Well here goes...I have never posted on one of these sites but i am its fair to say p****d off. All of my life i have put up with negative comments from my parents, whatever i do they will always have an opinion on it and its very far from favourable. They are very generous with money (I never ask for it) when i had an extension built they gave me £4K towards it, but i have never asked and they would be mortified if i refused it. However the down side is i feel like i always just have to be nice to them. I am 52 years old and have a wonderful husband and 3 very lovely children. However whatever i say there is always a snide comment. Just recently it has started to get me down. I am now thinking when will it stop, it doesn't even matter if my lovely husband butts in and sticks up for me. We have tried both ways ignoring the comments, him sticking up for me, me sticking up for myself.

I would appreciate some sound advice on this please.

annielostit Sun 27-Dec-15 15:25:44

Parents are strange creatures and I feel good you. My mother is a witch too.old and jealous.
I can't offer much in advice but ignore comments made.
your husband and family love you and eventually the others will be gone. Harsh it sounds.xx

AttilaTheMeerkat Sun 27-Dec-15 15:26:54

I think they want to buy your affections and do not take kindly to being refused. Money to them is a way of controlling you and your actions; if you do not want it they disapprove. Their money is not a gift if it places an emotional toll on you.

You do not mention any siblings; if you have them are they treated similarly of very differently?.

What level of contact do you have with them these days?. What are they like with your children?. My guess is that they are not that great with your children either.

You ultimately need to start saying no and meaning no without feeling guilty about it. You are not a child any more but they still treat you like one. Would you also now consider seeing a therapist?.

I would also suggest you post on the "well we took you to Stately Homes" thread and read Toxic Parents written by Susan Forward. I would also suggest you read "If you had controlling parents" written by Dr Dan Neuharth.

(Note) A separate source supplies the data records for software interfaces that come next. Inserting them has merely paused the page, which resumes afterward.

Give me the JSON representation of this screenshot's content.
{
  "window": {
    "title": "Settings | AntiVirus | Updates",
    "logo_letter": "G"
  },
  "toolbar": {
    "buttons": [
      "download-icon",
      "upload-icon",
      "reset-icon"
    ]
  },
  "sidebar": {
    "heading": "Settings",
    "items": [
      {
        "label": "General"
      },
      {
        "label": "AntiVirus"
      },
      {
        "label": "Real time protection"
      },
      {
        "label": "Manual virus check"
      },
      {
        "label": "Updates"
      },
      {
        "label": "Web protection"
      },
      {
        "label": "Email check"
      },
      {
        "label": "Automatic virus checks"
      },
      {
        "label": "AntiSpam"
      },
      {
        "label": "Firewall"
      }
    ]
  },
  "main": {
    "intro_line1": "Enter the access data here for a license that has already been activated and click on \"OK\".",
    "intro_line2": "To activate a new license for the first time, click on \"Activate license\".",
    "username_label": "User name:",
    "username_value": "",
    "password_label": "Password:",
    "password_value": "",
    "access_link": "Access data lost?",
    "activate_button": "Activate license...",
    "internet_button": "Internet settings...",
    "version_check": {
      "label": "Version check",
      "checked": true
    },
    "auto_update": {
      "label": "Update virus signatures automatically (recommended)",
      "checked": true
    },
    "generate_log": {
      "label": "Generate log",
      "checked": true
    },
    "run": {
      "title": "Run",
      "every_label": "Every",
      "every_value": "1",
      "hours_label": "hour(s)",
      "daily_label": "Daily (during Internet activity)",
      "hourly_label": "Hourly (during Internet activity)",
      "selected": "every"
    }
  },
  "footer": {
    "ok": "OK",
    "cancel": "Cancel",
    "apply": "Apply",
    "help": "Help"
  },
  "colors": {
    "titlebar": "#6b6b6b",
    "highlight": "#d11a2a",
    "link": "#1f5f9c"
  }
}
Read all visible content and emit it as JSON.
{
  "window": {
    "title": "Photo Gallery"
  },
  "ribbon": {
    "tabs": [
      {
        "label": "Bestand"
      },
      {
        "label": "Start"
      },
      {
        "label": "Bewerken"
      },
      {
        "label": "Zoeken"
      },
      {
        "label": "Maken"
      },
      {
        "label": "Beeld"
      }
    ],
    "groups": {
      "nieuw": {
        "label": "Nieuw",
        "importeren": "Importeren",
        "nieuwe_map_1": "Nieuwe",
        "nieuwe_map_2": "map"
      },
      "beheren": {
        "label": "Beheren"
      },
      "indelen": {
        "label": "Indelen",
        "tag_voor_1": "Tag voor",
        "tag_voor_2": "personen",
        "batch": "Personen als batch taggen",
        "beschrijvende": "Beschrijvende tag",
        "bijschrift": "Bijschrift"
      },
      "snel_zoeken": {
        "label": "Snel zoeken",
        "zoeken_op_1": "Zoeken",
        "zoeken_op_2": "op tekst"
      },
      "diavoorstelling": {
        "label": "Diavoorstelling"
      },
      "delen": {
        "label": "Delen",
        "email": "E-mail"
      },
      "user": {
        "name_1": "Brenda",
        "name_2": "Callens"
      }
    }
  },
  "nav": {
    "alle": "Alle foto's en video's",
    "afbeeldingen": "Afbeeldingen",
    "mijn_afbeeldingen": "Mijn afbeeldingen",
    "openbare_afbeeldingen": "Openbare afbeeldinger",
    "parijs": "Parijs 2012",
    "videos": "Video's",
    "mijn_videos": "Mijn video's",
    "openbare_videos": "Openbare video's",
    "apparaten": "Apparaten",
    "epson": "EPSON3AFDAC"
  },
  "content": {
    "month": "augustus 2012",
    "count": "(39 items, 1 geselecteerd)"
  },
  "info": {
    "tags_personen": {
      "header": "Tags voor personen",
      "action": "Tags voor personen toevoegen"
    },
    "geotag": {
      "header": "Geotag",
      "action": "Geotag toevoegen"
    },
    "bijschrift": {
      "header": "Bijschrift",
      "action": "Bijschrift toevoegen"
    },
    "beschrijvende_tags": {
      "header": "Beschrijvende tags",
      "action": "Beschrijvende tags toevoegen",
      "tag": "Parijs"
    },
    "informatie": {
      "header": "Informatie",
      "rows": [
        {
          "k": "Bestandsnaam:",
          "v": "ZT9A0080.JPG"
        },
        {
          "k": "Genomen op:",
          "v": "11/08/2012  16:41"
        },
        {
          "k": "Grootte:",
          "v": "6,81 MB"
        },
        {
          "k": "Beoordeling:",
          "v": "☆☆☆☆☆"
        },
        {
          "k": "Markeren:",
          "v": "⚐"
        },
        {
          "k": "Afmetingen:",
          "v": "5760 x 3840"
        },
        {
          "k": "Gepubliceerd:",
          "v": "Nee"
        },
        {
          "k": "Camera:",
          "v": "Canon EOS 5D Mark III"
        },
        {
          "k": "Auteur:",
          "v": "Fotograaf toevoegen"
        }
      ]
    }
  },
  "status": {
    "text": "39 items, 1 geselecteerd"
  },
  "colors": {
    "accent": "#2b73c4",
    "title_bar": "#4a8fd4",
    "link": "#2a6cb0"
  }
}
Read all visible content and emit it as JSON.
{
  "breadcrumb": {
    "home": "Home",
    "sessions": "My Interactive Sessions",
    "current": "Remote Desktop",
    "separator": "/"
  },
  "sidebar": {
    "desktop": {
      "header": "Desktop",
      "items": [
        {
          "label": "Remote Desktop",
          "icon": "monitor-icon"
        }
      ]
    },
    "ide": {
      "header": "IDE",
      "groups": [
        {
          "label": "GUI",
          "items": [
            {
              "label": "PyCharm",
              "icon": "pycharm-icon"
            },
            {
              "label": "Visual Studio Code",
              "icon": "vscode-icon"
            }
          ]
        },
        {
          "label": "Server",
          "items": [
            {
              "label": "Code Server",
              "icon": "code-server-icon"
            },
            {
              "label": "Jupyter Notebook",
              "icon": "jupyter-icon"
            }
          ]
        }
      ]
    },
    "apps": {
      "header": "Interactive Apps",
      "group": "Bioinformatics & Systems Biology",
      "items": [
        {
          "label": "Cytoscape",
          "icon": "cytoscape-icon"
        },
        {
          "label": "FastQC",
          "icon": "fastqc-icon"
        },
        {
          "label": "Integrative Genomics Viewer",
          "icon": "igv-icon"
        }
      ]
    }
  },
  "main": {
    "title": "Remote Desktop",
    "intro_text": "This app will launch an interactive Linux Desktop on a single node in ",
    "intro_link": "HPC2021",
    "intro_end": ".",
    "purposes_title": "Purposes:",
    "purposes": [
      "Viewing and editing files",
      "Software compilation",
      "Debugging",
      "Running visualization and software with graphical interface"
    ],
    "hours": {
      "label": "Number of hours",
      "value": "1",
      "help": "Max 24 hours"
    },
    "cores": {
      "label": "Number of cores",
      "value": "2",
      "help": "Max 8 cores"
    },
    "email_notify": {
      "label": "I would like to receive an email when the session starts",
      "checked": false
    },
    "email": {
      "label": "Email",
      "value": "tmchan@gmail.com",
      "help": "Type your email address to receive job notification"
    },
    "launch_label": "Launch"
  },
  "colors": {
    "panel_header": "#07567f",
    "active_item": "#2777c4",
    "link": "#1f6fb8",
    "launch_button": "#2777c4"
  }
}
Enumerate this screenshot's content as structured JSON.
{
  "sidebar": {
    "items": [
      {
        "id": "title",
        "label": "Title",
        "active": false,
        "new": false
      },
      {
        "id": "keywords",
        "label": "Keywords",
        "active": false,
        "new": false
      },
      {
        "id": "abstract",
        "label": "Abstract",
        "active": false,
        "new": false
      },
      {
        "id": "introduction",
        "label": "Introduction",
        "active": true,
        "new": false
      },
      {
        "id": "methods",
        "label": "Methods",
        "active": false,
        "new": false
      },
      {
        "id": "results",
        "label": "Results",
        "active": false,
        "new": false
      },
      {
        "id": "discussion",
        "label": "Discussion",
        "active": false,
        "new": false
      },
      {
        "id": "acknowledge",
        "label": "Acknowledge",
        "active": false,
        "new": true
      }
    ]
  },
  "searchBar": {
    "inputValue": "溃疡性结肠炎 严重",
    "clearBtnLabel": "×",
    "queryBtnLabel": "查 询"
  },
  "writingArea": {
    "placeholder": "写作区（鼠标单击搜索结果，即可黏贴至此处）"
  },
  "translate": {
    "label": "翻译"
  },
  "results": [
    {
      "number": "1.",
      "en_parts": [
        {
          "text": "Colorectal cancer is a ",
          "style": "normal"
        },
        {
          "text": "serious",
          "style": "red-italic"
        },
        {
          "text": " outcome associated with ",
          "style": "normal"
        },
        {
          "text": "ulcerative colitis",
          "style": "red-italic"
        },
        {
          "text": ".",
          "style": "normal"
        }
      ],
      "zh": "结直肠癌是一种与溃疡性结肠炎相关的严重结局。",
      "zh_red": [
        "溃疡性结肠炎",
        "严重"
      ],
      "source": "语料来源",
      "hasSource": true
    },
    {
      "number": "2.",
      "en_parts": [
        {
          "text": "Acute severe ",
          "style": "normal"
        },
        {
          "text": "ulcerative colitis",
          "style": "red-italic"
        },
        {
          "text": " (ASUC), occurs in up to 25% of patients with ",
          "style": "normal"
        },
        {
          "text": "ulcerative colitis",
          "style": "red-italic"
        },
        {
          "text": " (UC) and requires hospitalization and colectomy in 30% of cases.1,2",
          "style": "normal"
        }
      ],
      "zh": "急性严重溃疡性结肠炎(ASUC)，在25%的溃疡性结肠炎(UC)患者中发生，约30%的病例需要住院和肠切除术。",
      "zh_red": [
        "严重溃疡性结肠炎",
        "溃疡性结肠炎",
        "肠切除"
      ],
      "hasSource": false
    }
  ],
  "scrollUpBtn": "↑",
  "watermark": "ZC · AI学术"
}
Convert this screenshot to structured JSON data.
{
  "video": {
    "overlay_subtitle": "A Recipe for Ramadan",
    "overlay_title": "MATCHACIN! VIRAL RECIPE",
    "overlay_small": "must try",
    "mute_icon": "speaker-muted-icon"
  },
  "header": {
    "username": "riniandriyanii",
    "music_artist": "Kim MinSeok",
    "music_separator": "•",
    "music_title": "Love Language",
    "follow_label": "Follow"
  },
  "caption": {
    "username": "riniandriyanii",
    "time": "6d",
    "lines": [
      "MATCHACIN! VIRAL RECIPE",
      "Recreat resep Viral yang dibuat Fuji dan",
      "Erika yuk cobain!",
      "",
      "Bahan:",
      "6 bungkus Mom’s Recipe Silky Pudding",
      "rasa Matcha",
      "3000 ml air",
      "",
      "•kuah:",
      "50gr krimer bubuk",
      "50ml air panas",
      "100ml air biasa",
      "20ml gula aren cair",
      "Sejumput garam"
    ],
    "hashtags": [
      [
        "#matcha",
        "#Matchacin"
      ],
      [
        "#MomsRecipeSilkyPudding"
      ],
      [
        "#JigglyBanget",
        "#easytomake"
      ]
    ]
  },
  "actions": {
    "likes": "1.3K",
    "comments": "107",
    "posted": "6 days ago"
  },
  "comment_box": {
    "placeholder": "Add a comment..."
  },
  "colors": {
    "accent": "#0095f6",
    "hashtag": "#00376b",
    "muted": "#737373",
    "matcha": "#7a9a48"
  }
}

Vinorosso74 Sun 27-Dec-15 15:40:14

No advice but I can sympathise. My mother is like this. She criticises me but never congratulates me. My parents have also helped us a bit financially without asking eg. towards a new bathroom a few years ago. My relationship with them is ok but it gets me down.
My dad doesn't criticise or make snidey remarks but he doesn't back me up. First eg. I had my hair cut off a couple of years ago and a really good cut and I was really happy with it, dad was very complimentary about it as had been others, mum "it's ok" while looking down her nose at me. She never liked it long so wasn't that. When I got a new job (promotion) her response "must have been the suit" (she's obsessed by people looking smart) not "well done" after I'd put a lot of time and effort doing application and preparation for interview.
Her opinions are 'facts' especially as I have different opinions to her. She doesn't like how I dress (not that it's unusual but not her ideal).
Sorry I know that hasn't helped but to let you know you're not the only one.